Through the “Otherwise Anthropology” learning laboratory I built with my dear friend and colleague Megan Raschig, we united scholars and activists of social movements in North America, East Asia, West Africa, the Caribbean, and Western Europe in sustained conversation. Together, we published a compendium of our ethical tools and methodological challenges as Cultural Anthropology ‘Theorizing the Contemporary’ series.


method-making in concert

With my dear friend and colleague Yana Stainova, I co-dreamed a project on “Method-Making in Concert,” through which we undertook fieldwork in tandem and steady conversation to reimagine the possibilities for ethnographic practice when every facet of our work is opened to the intimacies of collaboration. We brought this methodological approach to bear in a graduate seminar we co-taught between McMaster University and Florida State University called, “Collaborative Ethnographies,” and are preparing an article for publication.

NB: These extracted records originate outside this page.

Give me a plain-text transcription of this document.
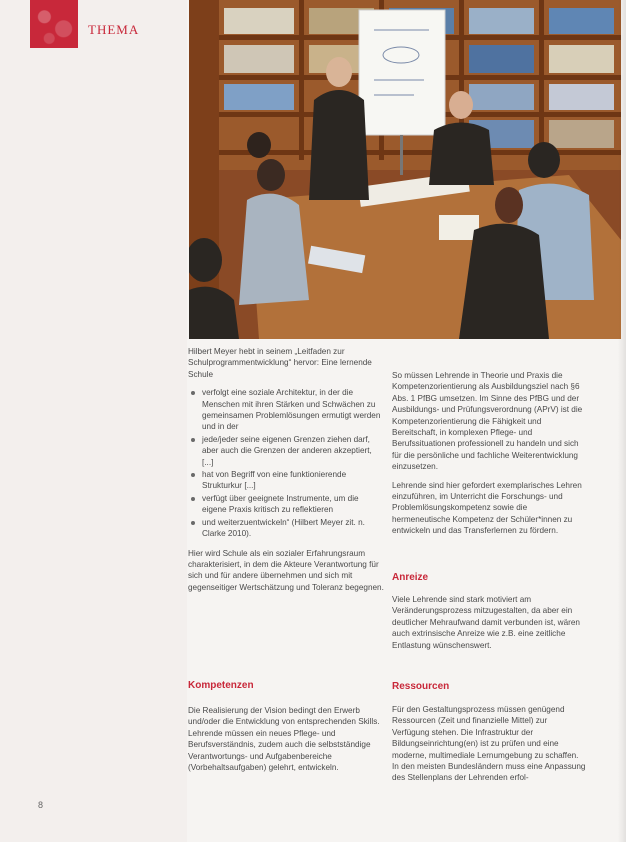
THEMA

Hilbert Meyer hebt in seinem „Leitfaden zur Schulprogrammentwicklung“ hervor: Eine lernende Schule

verfolgt eine soziale Architektur, in der die Menschen mit ihren Stärken und Schwächen zu gemeinsamen Problemlösungen ermutigt werden und in der
jede/jeder seine eigenen Grenzen ziehen darf, aber auch die Grenzen der anderen akzeptiert, [...]
hat von Begriff von eine funktionierende Strukturkur [...]
verfügt über geeignete Instrumente, um die eigene Praxis kritisch zu reflektieren
und weiterzuentwickeln“ (Hilbert Meyer zit. n. Clarke 2010).

Hier wird Schule als ein sozialer Erfahrungsraum charakterisiert, in dem die Akteure Verantwortung für sich und für andere übernehmen und sich mit gegenseitiger Wertschätzung und Toleranz begegnen.

So müssen Lehrende in Theorie und Praxis die Kompetenzorientierung als Ausbildungsziel nach §6 Abs. 1 PfBG umsetzen. Im Sinne des PfBG und der Ausbildungs- und Prüfungsverordnung (APrV) ist die Kompetenzorientierung die Fähigkeit und Bereitschaft, in komplexen Pflege- und Berufssituationen professionell zu handeln und sich für die persönliche und fachliche Weiterentwicklung einzusetzen.

Lehrende sind hier gefordert exemplarisches Lehren einzuführen, im Unterricht die Forschungs- und Problemlösungskompetenz sowie die hermeneutische Kompetenz der Schüler*innen zu entwickeln und das Transferlernen zu fördern.

Anreize

Viele Lehrende sind stark motiviert am Veränderungsprozess mitzugestalten, da aber ein deutlicher Mehraufwand damit verbunden ist, wären auch extrinsische Anreize wie z.B. eine zeitliche Entlastung wünschenswert.

Kompetenzen

Die Realisierung der Vision bedingt den Erwerb und/oder die Entwicklung von entsprechenden Skills. Lehrende müssen ein neues Pflege- und Berufsverständnis, zudem auch die selbstständige Verantwortungs- und Aufgabenbereiche (Vorbehaltsaufgaben) gelehrt, entwickeln.

Ressourcen

Für den Gestaltungsprozess müssen genügend Ressourcen (Zeit und finanzielle Mittel) zur Verfügung stehen. Die Infrastruktur der Bildungseinrichtung(en) ist zu prüfen und eine moderne, multimediale Lernumgebung zu schaffen. In den meisten Bundesländern muss eine Anpassung des Stellenplans der Lehrenden erfol-

8
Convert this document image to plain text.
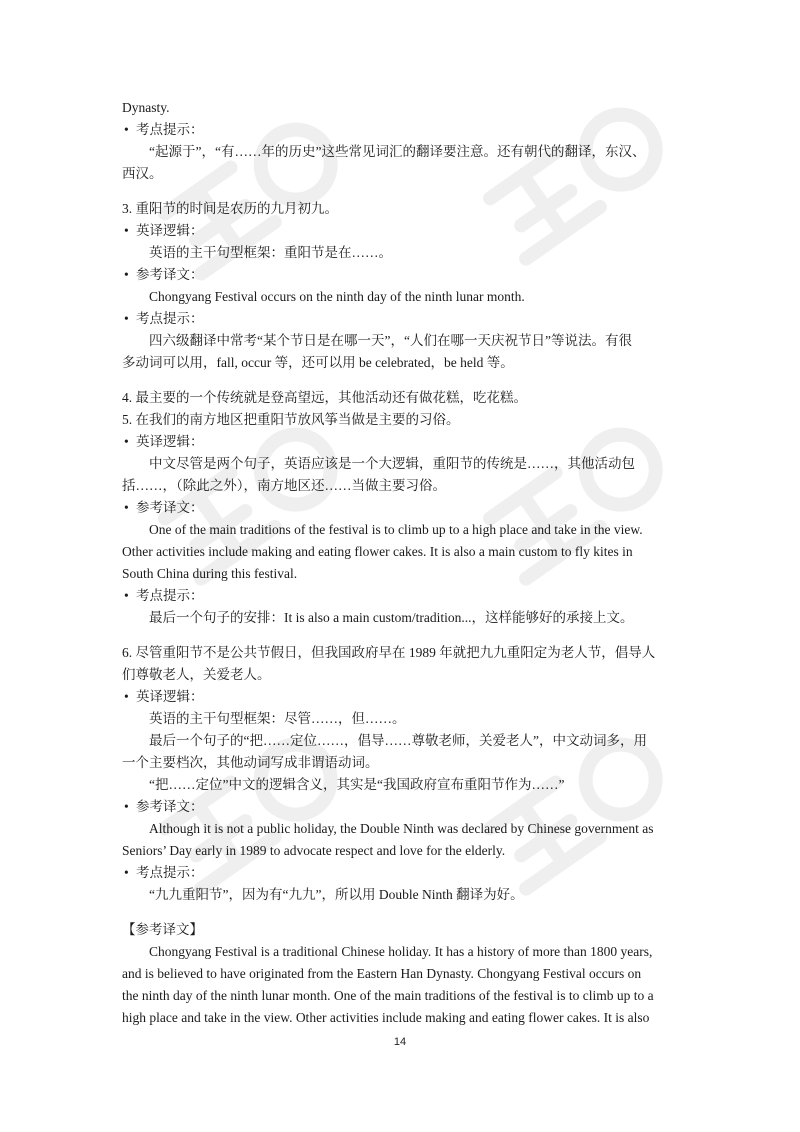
Dynasty.
• 考点提示：
“起源于”，“有……年的历史”这些常见词汇的翻译要注意。还有朝代的翻译，东汉、
西汉。
3. 重阳节的时间是农历的九月初九。
• 英译逻辑：
英语的主干句型框架：重阳节是在……。
• 参考译文：
Chongyang Festival occurs on the ninth day of the ninth lunar month.
• 考点提示：
四六级翻译中常考“某个节日是在哪一天”，“人们在哪一天庆祝节日”等说法。有很
多动词可以用，fall, occur 等，还可以用 be celebrated，be held 等。
4. 最主要的一个传统就是登高望远，其他活动还有做花糕，吃花糕。
5. 在我们的南方地区把重阳节放风筝当做是主要的习俗。
• 英译逻辑：
中文尽管是两个句子，英语应该是一个大逻辑，重阳节的传统是……，其他活动包
括……，（除此之外），南方地区还……当做主要习俗。
• 参考译文：
One of the main traditions of the festival is to climb up to a high place and take in the view.
Other activities include making and eating flower cakes. It is also a main custom to fly kites in
South China during this festival.
• 考点提示：
最后一个句子的安排：It is also a main custom/tradition...，这样能够好的承接上文。
6. 尽管重阳节不是公共节假日，但我国政府早在 1989 年就把九九重阳定为老人节，倡导人
们尊敬老人，关爱老人。
• 英译逻辑：
英语的主干句型框架：尽管……，但……。
最后一个句子的“把……定位……，倡导……尊敬老师，关爱老人”，中文动词多，用
一个主要档次，其他动词写成非谓语动词。
“把……定位”中文的逻辑含义，其实是“我国政府宣布重阳节作为……”
• 参考译文：
Although it is not a public holiday, the Double Ninth was declared by Chinese government as
Seniors’ Day early in 1989 to advocate respect and love for the elderly.
• 考点提示：
“九九重阳节”，因为有“九九”，所以用 Double Ninth 翻译为好。
【参考译文】
Chongyang Festival is a traditional Chinese holiday. It has a history of more than 1800 years,
and is believed to have originated from the Eastern Han Dynasty. Chongyang Festival occurs on
the ninth day of the ninth lunar month. One of the main traditions of the festival is to climb up to a
high place and take in the view. Other activities include making and eating flower cakes. It is also
14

the war on drugs is a war on relationships

This project unfolded in partnership with a community of HIV-positive formerly imprisoned activists, as they worked to repair the tenuous threads of their Philadelphia communities neighborhood by neighborhood in the early 2000s. Through a methodology of moving with, we examined the community-level systemic dislocation caused by mass incarceration, its historic and contemporary intersections with the domestic AIDS epidemic, and the citizen movements to address these twin epidemics. A peer-reviewed article-length piece was published as part of Beyond Walls and Cages: Prisons, Borders, and Global Cages (University of Georgia Press, 2012).